Well, that's a bit of a let-down.
Okay, that next scene might not be as good as the previous one. But that's to be expected, right? Pure genius is not a river flowing smoothly. There are bound to be boulders, rapids, whitewater, etc. So no worries! Push on through that bleh-scene, trusting in the strength of The Great Scene to see you through.
Hmmm. Well, that next one didn't work very well either, did it.
Not to worry. Keep on forging ahead! This is the writer's life. Who said it would be easy? (He did? Smack him one for me, will you?)
But still . . . wow. That next next scene didn't go so hot either, did it. I mean, it's okay though, right?
***You know this routine. If you're a writer, you've probably done it a dozen times or more. It's not always a scene though, is it? Sometimes it's a character. Sometimes it's an entire plot twist. Whatever it is, it's that little (sometimes HUGE) piece of the story that shone like true gold when it first came to you and fell from your fingers like the touch of Midas.
But maybe it isn't gold at all. Maybe it's fool's gold.
Maybe the reason all those scenes that follow aren't working, aren't building, aren't full of the energy you expected from this story . . . maybe it's because that one Great Scene is holding you back.
I have done this more times than I care to admit. It's far too easy, especially in the rough-drafting stage of a novel, to think that because a particular scene (character, plot twist) worked so well when I wrote it that it will continue to be the right direction for the story.
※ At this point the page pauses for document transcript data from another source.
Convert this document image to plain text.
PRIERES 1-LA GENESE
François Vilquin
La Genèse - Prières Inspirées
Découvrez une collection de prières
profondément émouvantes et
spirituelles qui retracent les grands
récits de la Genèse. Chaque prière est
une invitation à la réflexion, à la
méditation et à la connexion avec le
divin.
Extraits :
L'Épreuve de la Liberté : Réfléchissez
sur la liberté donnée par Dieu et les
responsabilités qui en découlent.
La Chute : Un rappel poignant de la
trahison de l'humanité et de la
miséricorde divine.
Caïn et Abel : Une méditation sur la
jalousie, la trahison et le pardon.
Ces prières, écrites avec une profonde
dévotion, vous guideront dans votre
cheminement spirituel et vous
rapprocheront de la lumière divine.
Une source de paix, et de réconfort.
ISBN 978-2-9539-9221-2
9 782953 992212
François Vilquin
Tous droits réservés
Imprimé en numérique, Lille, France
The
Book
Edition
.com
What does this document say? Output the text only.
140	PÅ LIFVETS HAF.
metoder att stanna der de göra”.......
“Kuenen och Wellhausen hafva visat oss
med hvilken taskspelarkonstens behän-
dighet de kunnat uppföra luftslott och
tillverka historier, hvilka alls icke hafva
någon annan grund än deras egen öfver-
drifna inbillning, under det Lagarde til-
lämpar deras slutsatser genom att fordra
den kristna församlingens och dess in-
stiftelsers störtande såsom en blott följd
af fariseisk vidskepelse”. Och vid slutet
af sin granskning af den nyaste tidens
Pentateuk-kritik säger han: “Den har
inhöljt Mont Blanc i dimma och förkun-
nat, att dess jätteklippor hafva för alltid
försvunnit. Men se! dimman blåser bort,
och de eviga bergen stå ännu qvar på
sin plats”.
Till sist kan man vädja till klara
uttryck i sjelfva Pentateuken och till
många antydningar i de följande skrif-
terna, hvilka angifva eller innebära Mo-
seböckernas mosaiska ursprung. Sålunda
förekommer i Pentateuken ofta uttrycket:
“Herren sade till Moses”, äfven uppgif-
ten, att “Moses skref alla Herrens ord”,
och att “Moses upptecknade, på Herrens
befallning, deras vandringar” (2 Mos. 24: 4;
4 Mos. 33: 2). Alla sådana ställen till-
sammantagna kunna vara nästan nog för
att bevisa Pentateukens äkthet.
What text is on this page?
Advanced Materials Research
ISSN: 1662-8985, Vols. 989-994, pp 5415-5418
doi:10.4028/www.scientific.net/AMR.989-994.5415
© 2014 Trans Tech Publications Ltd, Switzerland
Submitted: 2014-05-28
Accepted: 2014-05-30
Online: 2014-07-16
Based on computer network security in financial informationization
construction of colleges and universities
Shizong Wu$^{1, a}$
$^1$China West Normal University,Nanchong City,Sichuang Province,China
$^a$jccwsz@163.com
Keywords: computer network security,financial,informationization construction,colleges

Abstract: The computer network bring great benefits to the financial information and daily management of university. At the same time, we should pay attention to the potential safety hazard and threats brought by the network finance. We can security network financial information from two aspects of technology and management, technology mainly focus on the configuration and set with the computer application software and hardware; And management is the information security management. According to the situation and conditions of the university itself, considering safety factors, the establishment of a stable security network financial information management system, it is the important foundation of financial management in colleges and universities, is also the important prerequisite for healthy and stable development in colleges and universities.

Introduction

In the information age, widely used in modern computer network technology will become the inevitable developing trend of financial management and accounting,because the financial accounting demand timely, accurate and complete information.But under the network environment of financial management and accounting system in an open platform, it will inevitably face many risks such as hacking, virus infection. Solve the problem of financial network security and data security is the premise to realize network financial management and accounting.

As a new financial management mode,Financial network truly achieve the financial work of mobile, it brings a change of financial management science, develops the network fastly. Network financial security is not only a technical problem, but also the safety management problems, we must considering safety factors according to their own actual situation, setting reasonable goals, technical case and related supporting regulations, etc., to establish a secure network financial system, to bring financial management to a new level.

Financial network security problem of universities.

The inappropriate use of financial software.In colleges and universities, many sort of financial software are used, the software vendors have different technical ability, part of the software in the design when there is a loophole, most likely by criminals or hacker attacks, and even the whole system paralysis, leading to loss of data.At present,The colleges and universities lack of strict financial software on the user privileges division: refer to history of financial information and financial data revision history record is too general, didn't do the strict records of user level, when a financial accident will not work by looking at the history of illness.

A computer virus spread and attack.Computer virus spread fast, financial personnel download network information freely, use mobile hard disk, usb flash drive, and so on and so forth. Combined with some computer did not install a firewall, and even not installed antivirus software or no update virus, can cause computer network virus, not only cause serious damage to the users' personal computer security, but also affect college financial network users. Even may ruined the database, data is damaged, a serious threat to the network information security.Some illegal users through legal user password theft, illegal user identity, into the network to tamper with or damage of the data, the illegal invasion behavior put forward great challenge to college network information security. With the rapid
For example: In my most recent work-in-progress, I wrote an early scene between my heroine and the man she once loved but who did not love her in return. Okay, okay, spoiler . . . I wrote a scene about Lionheart's return to Southlands after the events in Moonblood, and his first encounter with Daylily since she broke off their engagement, told from Daylily's perspective.
I really loved this scene. It was heartbreaking and beautiful and all the things I wanted it to be.
Problem was, the deeper I got into the story, the more I realized that the beginning as a whole was not what it needed to be. I had started everything too soon. I needed to jump ahead by several months and start in a more exciting place.
But . . . doing this would mean cutting out that conversation between Lionheart and Daylily. There was no way, with this new arrangement of plot progression that they would even see each other, much less have time for a chat.
I resisted. Oh, yes, I sure did! I kept trying other rewrites, other scene arrangements, ignoring how awkward everything else was for the sake of keeping that one great scene intact.
I suppose the moral of this tidbit is, in a nutshell: Never Get Too Attached to Any One Piece of Your Story.
If that scene you love so much--that character--that plot twist--if it's holding back the rest of the story, it must go.
Funny, though I've experienced this with every single manuscript I have ever penned, it's a lesson I have to relearn each and every time!
What about you? Any pet-scenes or characters you're questioning?
“In writing, you must kill all your darlings.”